Treatment is primarily supportive. Antihistamines, vitamin C, and glycyrrhizin may be helpful; corticosteroids, antivirals, or phototherapy have been used in refractory cases.9 While typical PR resolves within 6-8 weeks, our patient required 16 weeks, possibly reflecting the widespread hemorrhagic involvement and relative immune immaturity of children.

Limitations include the absence of high-magnification clinical images and dermoscopy, which limits photographic demonstration of subtle peripheral scale. Future reports of purpuric PR may benefit from dermoscopic documentation of scaling and hemorrhagic dots. In addition, HHV-6/7 serology or PCR was not performed, and future studies may clarify the utility of viral testing in pediatric purpuric variants.

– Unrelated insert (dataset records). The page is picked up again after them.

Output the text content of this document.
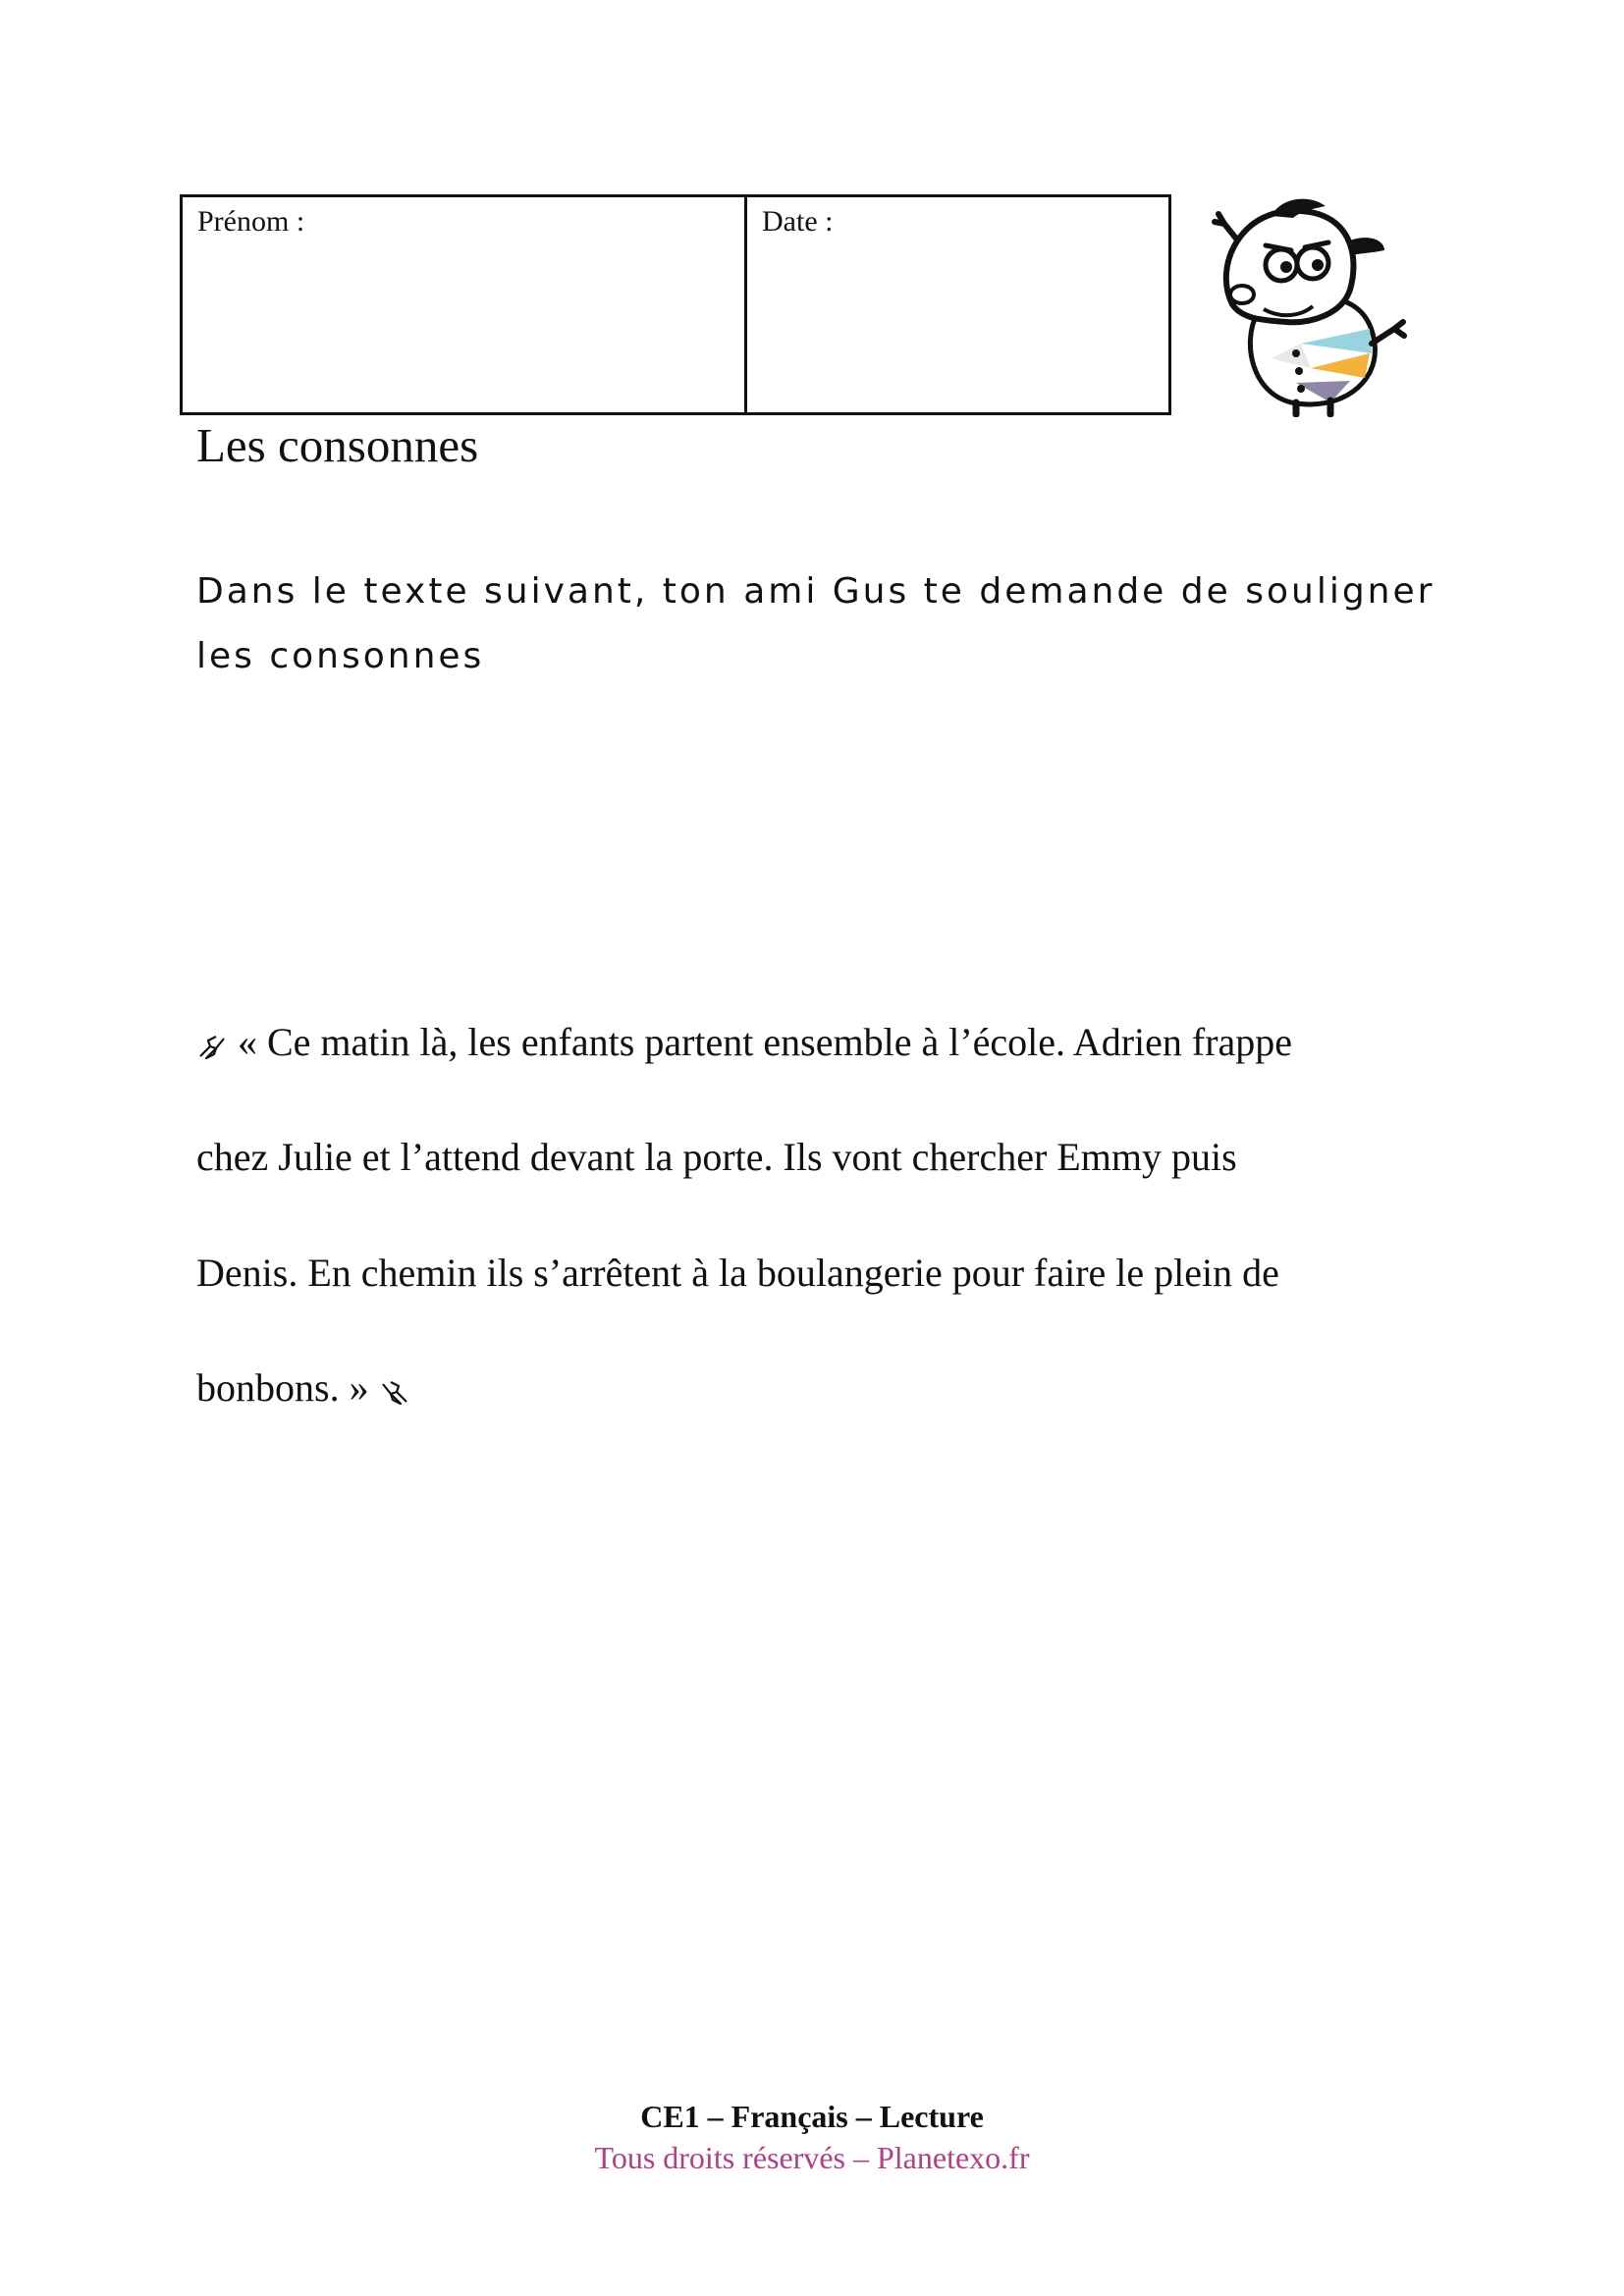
Prénom :	Date :
Les consonnes

Dans le texte suivant, ton ami Gus te demande de souligner les consonnes

« Ce matin là, les enfants partent ensemble à l’école. Adrien frappe
chez Julie et l’attend devant la porte. Ils vont chercher Emmy puis
Denis. En chemin ils s’arrêtent à la boulangerie pour faire le plein de
bonbons. »
CE1 – Français – Lecture
Tous droits réservés – Planetexo.fr
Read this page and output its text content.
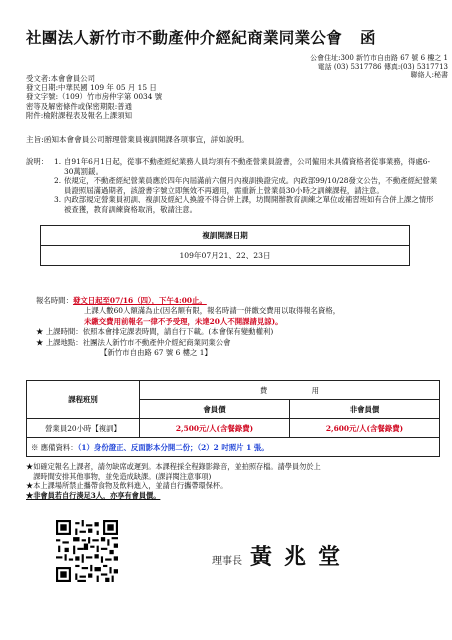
社團法人新竹市不動產仲介經紀商業同業公會 函
公會住址:300 新竹市自由路 67 號 6 樓之 1
電話 (03) 5317786 傳真:(03) 5317713
聯絡人:秘書
受文者:本會會員公司
發文日期:中華民國 109 年 05 月 15 日
發文字號:（109）竹市房仲字第 0034 號
密等及解密條件或保密期限:普通
附件:檢附課程表及報名上課須知
主旨:函知本會會員公司辦理營業員複訓開課各項事宜，詳如說明。
說明： 1. 自91年6月1日起，從事不動產經紀業務人員均須有不動產營業員證書，公司僱用未具備資格者從事業務，得處6-30萬罰鍰。
2. 依規定，不動產經紀營業員應於四年內屆滿前六個月內複訓換證完成。內政部99/10/28發文公告，不動產經紀營業員證照屆滿過期者，該證書字號立即無效不再適用，需重新上營業員30小時之訓練課程，請注意。
3. 內政部規定營業員初訓、複訓及經紀人換證不得合併上課，坊間開辦教育訓練之單位或補習班如有合併上課之情形被查獲，教育訓練資格取消，敬請注意。
複訓開課日期
109年07月21、22、23日
報名時間：發文日起至07/16（四），下午4:00止。
上課人數60人額滿為止(因名額有限，報名時請一併繳交費用以取得報名資格，
未繳交費用前報名一律不予受理，未達20人不開課請見諒)。
★ 上課時間：依照本會排定課表時間，請自行下載。(本會保有變動權利)
★ 上課地點：社團法人新竹市不動產仲介經紀商業同業公會
【新竹市自由路 67 號 6 樓之 1】
課程班別	費　　　　　　用	
	會員價	非會員價
營業員20小時【複訓】	2,500元/人(含餐錄費)	2,600元/人(含餐錄費)
※ 應備資料：（1）身份證正、反面影本分開二份；（2）2 吋照片 1 張。		
★如確定報名上課者，請勿缺席或遲到。本課程採全程錄影錄音，並拍照存檔。請學員勿於上
　課時間安排其他事物，並免造成缺課。(課詳閱注意事項)
★本上課場所禁止攜帶食物及飲料進入，並請自行攜帶環保杯。
★非會員若自行湊足3人，亦享有會員價。
理事長 黃兆堂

This case underscores that PPR can present with minimal or nonphotogenic scaling, and that clinicopathologic correlation and longitudinal follow-up are crucial to avoid unnecessary hematologic work-ups in children.

Conflicts of interest

None disclosed.

Footnotes

Drs Qian and Song contributed equally to this study.

Funding sources: None.

Patient consent: The authors obtained written consent from the patient’s legal guardian for the photographs and medical information to be published in print and online and with the understanding that this information may be publicly available. Patient consent forms were not provided to the journal but are retained by the authors.

Ethics statement: This study was conducted in accordance with the principles of the Declaration of Helsinki.